Capitulant devant la pression des représentants hitlériens, ils cèdent les montagnes des Sudètes aux allemands. Joseph Chamberlain et Edouard Daladier ne s'imaginaient pas qu'ils venaient de
condamner à mort la Tchéchoslovaquie bien qu'ils affirmaient, peu de temps auparavant, vouloir défendre cette démocratie alliée.
Quand Chamberlain et Daladier s'en retournèrent dans leurs capitales respectives, Londres et Paris, ils déclarent fièrement et naïvement ramener au peuple la Paix dans leur serviette, la Paix
Maintenant in extremis.
En réalité, leur politique de concession et d'abandon territorial devait déboucher sur le déclenchement de la deuxième guerre mondiale l'année suivante, accompagnée du plus grand génocide
industriel de la planète: la Choa.
Aussi chaque anniversaire de Munich revêt de plus en plus un caractère particulièrement spécial et dramatiquement actuel dans la mémoire du Peuple Juif dans son ensemble; il est également porteur
d'un message a nos politiciens actuels.
Alors qu'en Eretz Israël un groupe politique utilise inopportunément le mot d'ordre " La Paix Maintenant " - " Chalom Archav " en hébreu - cette politique rappelle de manière inquiétante la
situation similaire tragique de l'époque, résultant des illusions de 1938. Le führer SS Hitler avait pourtant solennellement promis, qu'une fois satisfaites ses revendications territoriales, la
paix serait sauvegardée. Il n'a pas tenu ses promesses, la suite on l'a connait; tout au long de son pouvoir il pratique avec succès la méthode de l'intrigue avec l'ennemi sur la scène
internationale: en premier lieu ce fut la plaine de la Ruhr, puis l'Autriche, les Sudètes, le corridor de Danzig, la Pologne et, finalement, tout le continent européen.
La même méthode est employée de nos jours par l'O.L.P. depuis 1974; une politique qui consiste à grignoter, petit à petit, le territoire israelien.
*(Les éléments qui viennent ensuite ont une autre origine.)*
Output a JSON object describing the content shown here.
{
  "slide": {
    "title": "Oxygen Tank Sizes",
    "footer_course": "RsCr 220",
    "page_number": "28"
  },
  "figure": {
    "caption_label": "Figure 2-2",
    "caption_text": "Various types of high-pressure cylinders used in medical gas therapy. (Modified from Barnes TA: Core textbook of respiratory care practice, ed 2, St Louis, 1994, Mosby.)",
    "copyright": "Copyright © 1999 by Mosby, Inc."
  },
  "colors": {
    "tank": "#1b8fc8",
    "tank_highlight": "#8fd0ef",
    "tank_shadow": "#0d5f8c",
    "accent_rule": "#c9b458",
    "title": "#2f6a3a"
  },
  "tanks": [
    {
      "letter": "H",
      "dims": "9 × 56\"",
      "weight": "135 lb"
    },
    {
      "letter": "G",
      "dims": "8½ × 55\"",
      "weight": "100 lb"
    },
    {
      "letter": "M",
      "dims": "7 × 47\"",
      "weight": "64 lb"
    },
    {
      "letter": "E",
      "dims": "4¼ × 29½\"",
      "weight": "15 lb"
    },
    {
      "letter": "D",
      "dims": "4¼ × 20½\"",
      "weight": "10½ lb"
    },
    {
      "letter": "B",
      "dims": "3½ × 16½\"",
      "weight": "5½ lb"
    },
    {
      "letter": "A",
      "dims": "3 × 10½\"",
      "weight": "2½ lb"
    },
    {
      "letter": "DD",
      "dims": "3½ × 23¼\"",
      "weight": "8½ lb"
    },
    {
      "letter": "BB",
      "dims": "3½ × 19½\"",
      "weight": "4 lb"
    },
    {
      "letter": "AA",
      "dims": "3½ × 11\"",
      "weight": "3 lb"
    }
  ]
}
Aujourd'hui il s'agit d'atteindre, sur la scène internationale, Gaza et la Judée-Samarie; une fois l'intrigue réussie, on poursuit par Jérusalem-Est, puis la Galilée (arabe!?), enfin Jaffa, Acco
(St Jean d'Acre) et... Tel-Aviv, Haïfa, Nétanya, Ashdod, Ashkelon bref le reste de la "Palestine" .
Le scénario de la liquidation d'Israël de la carte du monde a d'ailleurs été clairement décrit par les leaders de l'O.L.P.: tout d'abord s'empresser d'accepter un mini-Etat sur une partie de la
"Palestine" après évacuation des forces de Tsahal sur les lignes de cessez-le-feu de 1967, accompagnée du transfert des Juifs y habitant; arriver ensuite aux frontières de 1948, puis au plan de
partage de l'O.N.U. de 1947 pour aboutir a la proclamation d'un Etat "démocratique" arabe sur l'ensemble du territoire israélien qui incluerait, par la suite, également la Jordanie (Palestine sur
les deux rives du Jourdain), après avoir liquidé, bien sur, la monarchie hachémite.
Depuis plus de 20 ans, la plupart des leaders occidentaux et quelques israéliens prédisposés au suicide, avec la complicité de Juifs en Gola, se laissent berner par les propos enjoleurs et les
promesses du Führer SS Arafat et ses acolytes.
La politique de concession territoriale invoquée par "Chalom Archav" (la Paix Maintenant) n'apaisera pas l'appetit féroce du panarabisme O.L.Piste, comme n'a pas été apaisé l'appétit féroce du
pangermanisme nazi.
Hitler aurait pu être stoppé dans ses élans et détruit quand il a pris d'assaut la plaine de la Ruhr, ou établi l'Anschluss sur l'Autriche. La capitulation de Munich n'a pas permis d'enrayer la
machine infernale qui devait aboutir à Vichy, Dachau, Auschwitz, Stalingrad et Hiroshima.
Un demi siècle après Münich, l'Occident, à nouveau, est disposé à céder au chantage, au terrorisme, à capituler devant les surenchères des tyrans.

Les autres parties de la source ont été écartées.